Generations of Sussex music students and music lovers were lucky that from 1968 until the mid 1980s he was Director of Music at the Gardner Arts Centre (now the Attenborough Centre for the Creative Arts), where he conducted the first ever concert at the Centre in December 1969 and trained the University Choir and Orchestra.
In 1967 he created Brighton Festival Chorus which, then as now, rehearsed on campus and in 1995 the University conferred on him an Honorary Doctor of Music (DMus). A pupil of Kodaly at the Franz Liszt Academy, he supported the anti-Communist uprising in 1956 while a producer at the Hungarian Radio from where he fled to England, and won a place to pursue his music studies at Merton College Oxford, remaining there as Director of Music. He also founded Collegium Musicum Oxoniense (now re-named Schola Cantorum) and the Kodaly Choir, until he moved to New Zealand for three years to conduct the NZBC orchestra and NZ opera company.
At Sussex he often collaborated with the University Organist John Birch, which led to a professional lifetime of working together with the RPO, the ASMF and later the Royal Choral Society. He held prestigious positions with the Hamburg & Stuttgart Radio Choirs and from 1997 the Spanish TV and Radio Choir in Madrid. His recordings with all these groups are legion.
Always keen to encourage young musicians, especially conductors and choral singers, Laszlo was heavily involved with the Europa Cantat movement and he regularly toured European countries and further afield as Chorus Master, Guest Conductor, Masterclass leader or Jury member.

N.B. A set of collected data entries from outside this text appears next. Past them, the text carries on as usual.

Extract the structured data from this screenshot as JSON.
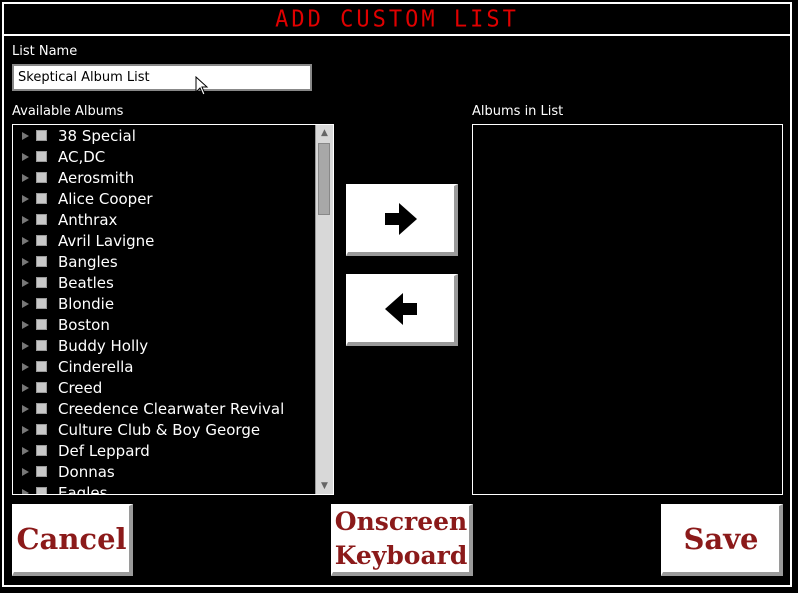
{
  "window": {
    "title": "ADD CUSTOM LIST"
  },
  "list_name": {
    "label": "List Name",
    "value": "Skeptical Album List"
  },
  "available": {
    "label": "Available Albums",
    "items": [
      "38 Special",
      "AC,DC",
      "Aerosmith",
      "Alice Cooper",
      "Anthrax",
      "Avril Lavigne",
      "Bangles",
      "Beatles",
      "Blondie",
      "Boston",
      "Buddy Holly",
      "Cinderella",
      "Creed",
      "Creedence Clearwater Revival",
      "Culture Club & Boy George",
      "Def Leppard",
      "Donnas",
      "Eagles"
    ]
  },
  "in_list": {
    "label": "Albums in List"
  },
  "buttons": {
    "cancel": "Cancel",
    "keyboard": "Onscreen Keyboard",
    "save": "Save"
  },
  "icons": {
    "add": "arrow-right-icon",
    "remove": "arrow-left-icon",
    "expander": "triangle-right-icon"
  },
  "colors": {
    "title": "#e00000",
    "button_text": "#8b1a1a",
    "background": "#000000"
  }
}
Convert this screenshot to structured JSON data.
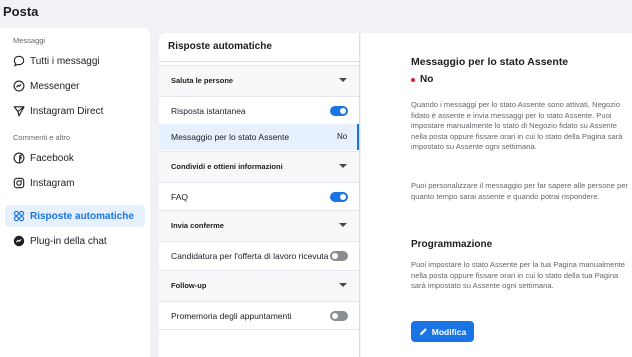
{
  "page": {
    "title": "Posta"
  },
  "sidebar": {
    "section_messages": "Messaggi",
    "items_messages": [
      {
        "label": "Tutti i messaggi",
        "icon": "chat-bubble-icon"
      },
      {
        "label": "Messenger",
        "icon": "messenger-icon"
      },
      {
        "label": "Instagram Direct",
        "icon": "paper-plane-icon"
      }
    ],
    "section_comments": "Commenti e altro",
    "items_comments": [
      {
        "label": "Facebook",
        "icon": "facebook-icon"
      },
      {
        "label": "Instagram",
        "icon": "instagram-icon"
      }
    ],
    "items_tools": [
      {
        "label": "Risposte automatiche",
        "icon": "gear-cluster-icon",
        "active": true
      },
      {
        "label": "Plug-in della chat",
        "icon": "messenger-icon"
      }
    ]
  },
  "middle": {
    "title": "Risposte automatiche",
    "sections": [
      {
        "title": "Saluta le persone"
      },
      {
        "title": "Condividi e ottieni informazioni"
      },
      {
        "title": "Invia conferme"
      },
      {
        "title": "Follow-up"
      }
    ],
    "rows": [
      {
        "label": "Risposta istantanea",
        "toggle": "on"
      },
      {
        "label": "Messaggio per lo stato Assente",
        "value": "No"
      },
      {
        "label": "FAQ",
        "toggle": "on"
      },
      {
        "label": "Candidatura per l'offerta di lavoro ricevuta",
        "toggle": "off"
      },
      {
        "label": "Promemoria degli appuntamenti",
        "toggle": "off"
      }
    ]
  },
  "detail": {
    "title": "Messaggio per lo stato Assente",
    "status": "No",
    "status_color": "#e41e3f",
    "paragraph1": "Quando i messaggi per lo stato Assente sono attivati, Negozio fidato è assente e invia messaggi per lo stato Assente. Puoi impostare manualmente lo stato di Negozio fidato su Assente nella posta oppure fissare orari in cui lo stato della Pagina sarà impostato su Assente ogni settimana.",
    "paragraph2": "Puoi personalizzare il messaggio per far sapere alle persone per quanto tempo sarai assente e quando potrai rispondere.",
    "schedule_title": "Programmazione",
    "schedule_text": "Puoi impostare lo stato Assente per la tua Pagina manualmente nella posta oppure fissare orari in cui lo stato della tua Pagina sarà impostato su Assente ogni settimana.",
    "edit_button": "Modifica"
  },
  "colors": {
    "accent": "#1b74e4",
    "background": "#f0f2f5"
  }
}
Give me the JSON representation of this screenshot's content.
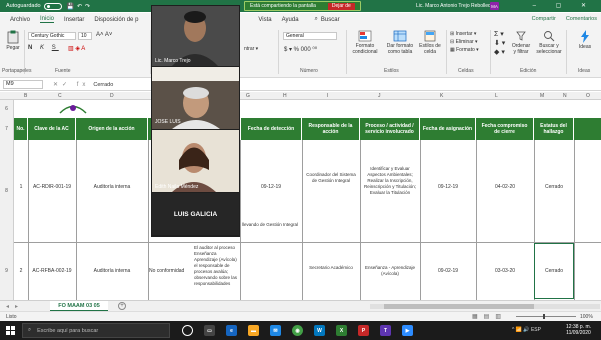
{
  "titlebar": {
    "autosave_label": "Autoguardado",
    "share_banner": "Está compartiendo la pantalla",
    "stop_share": "Dejar de",
    "user_name": "Lic. Marco Antonio Trejo Rebolledo",
    "user_initials": "MA",
    "window_controls": "–  ▢  ✕"
  },
  "ribbon_tabs": {
    "items": [
      "Archivo",
      "Inicio",
      "Insertar",
      "Disposición de p",
      "Vista",
      "Ayuda"
    ],
    "active": "Inicio",
    "search_label": "Buscar",
    "share_button": "Compartir",
    "comments_button": "Comentarios"
  },
  "ribbon": {
    "paste_label": "Pegar",
    "font_name": "Century Gothic",
    "font_size": "10",
    "number_format": "General",
    "insert_label": "Insertar",
    "delete_label": "Eliminar",
    "format_label": "Formato",
    "conditional_format": "Formato condicional",
    "format_as_table": "Dar formato como tabla",
    "cell_styles": "Estilos de celda",
    "sort_filter": "Ordenar y filtrar",
    "find_select": "Buscar y seleccionar",
    "ideas": "Ideas",
    "groups": {
      "clipboard": "Portapapeles",
      "font": "Fuente",
      "number": "Número",
      "styles": "Estilos",
      "cells": "Celdas",
      "editing": "Edición",
      "ideas": "Ideas"
    }
  },
  "formula_bar": {
    "name_box": "M9",
    "content": "Cerrado"
  },
  "columns": [
    "B",
    "C",
    "D",
    "E",
    "F",
    "G",
    "H",
    "I",
    "J",
    "K",
    "L",
    "M",
    "N",
    "O"
  ],
  "rows": [
    "6",
    "7",
    "8",
    "9"
  ],
  "table": {
    "headers": [
      "No.",
      "Clave de la AC",
      "Origen de la acción",
      "Fecha de detección",
      "Responsable de la acción",
      "Proceso / actividad / servicio involucrado",
      "Fecha de asignación",
      "Fecha compromiso de cierre",
      "Estatus del hallazgo"
    ],
    "rows": [
      {
        "no": "1",
        "clave": "AC-RDIR-001-19",
        "origen": "Auditoría interna",
        "fecha_deteccion": "09-12-19",
        "responsable": "Coordinador del Sistema de Gestión Integral",
        "proceso": "Identificar y Evaluar Aspectos Ambientales; Realizar la Inscripción, Reinscripción y Titulación; Evaluar la Titulación",
        "fecha_asignacion": "09-12-19",
        "fecha_compromiso": "04-02-20",
        "estatus": "Cerrado"
      },
      {
        "no": "2",
        "clave": "AC-RFBA-002-19",
        "origen": "Auditoría interna",
        "tipo": "No conformidad",
        "fecha_deteccion": "",
        "responsable": "Secretario Académico",
        "proceso": "Enseñanza - Aprendizaje (Avícola)",
        "fecha_asignacion": "09-02-19",
        "fecha_compromiso": "03-03-20",
        "estatus": "Cerrado"
      }
    ],
    "overflow_text_row1": "llevando de Gestión Integral",
    "overflow_text_row2": "El auditor al proceso Enseñanza Aprendizaje (Avícola) el responsable de procesos avalúa; observando sobre las responsabilidades"
  },
  "video_call": {
    "participants": [
      "Lic. Marco Trejo",
      "JOSE LUIS",
      "Edith Naila Méndez"
    ],
    "presenter": "LUIS GALICIA"
  },
  "sheet": {
    "active_tab": "FO MAAM 03 05",
    "status": "Listo",
    "zoom": "100%"
  },
  "taskbar": {
    "search_placeholder": "Escribe aquí para buscar",
    "language": "ESP",
    "time": "12:38 p. m.",
    "date": "11/09/2020"
  }
}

His final visit to Brighton was in 2006 to conduct BFC in the 40th Brighton Festival in the Dome but alas he slipped awkwardly on the stage during the dress rehearsal and broke his hip.
Outside music, his chief passions were books, football and tennis, chess and dogs, and in both Spain (living for many years near Barcelona) and Hungary he worked hard to set up dog rescue centres. His autobiography was published in Hungary in 2018, mostly the result of discussions held with the eminent Hungarian author Istvan Elmer, with a title reflecting his combined canine and choral interests – sadly the idea of calling it “From Bach to Bark” did not translate well into Hungarian.
Although he knew precisely how to extract the most spiritual depth from the sacred music he prepared with many choirs, he was profoundly non-religious and was a great disciple of the works of Richard Dawkins. He long ago acquired British citizenship and lived in Hampstead but in the 1990s moved first to Barcelona and then back to Budapest, living in there with his beloved dog Charley.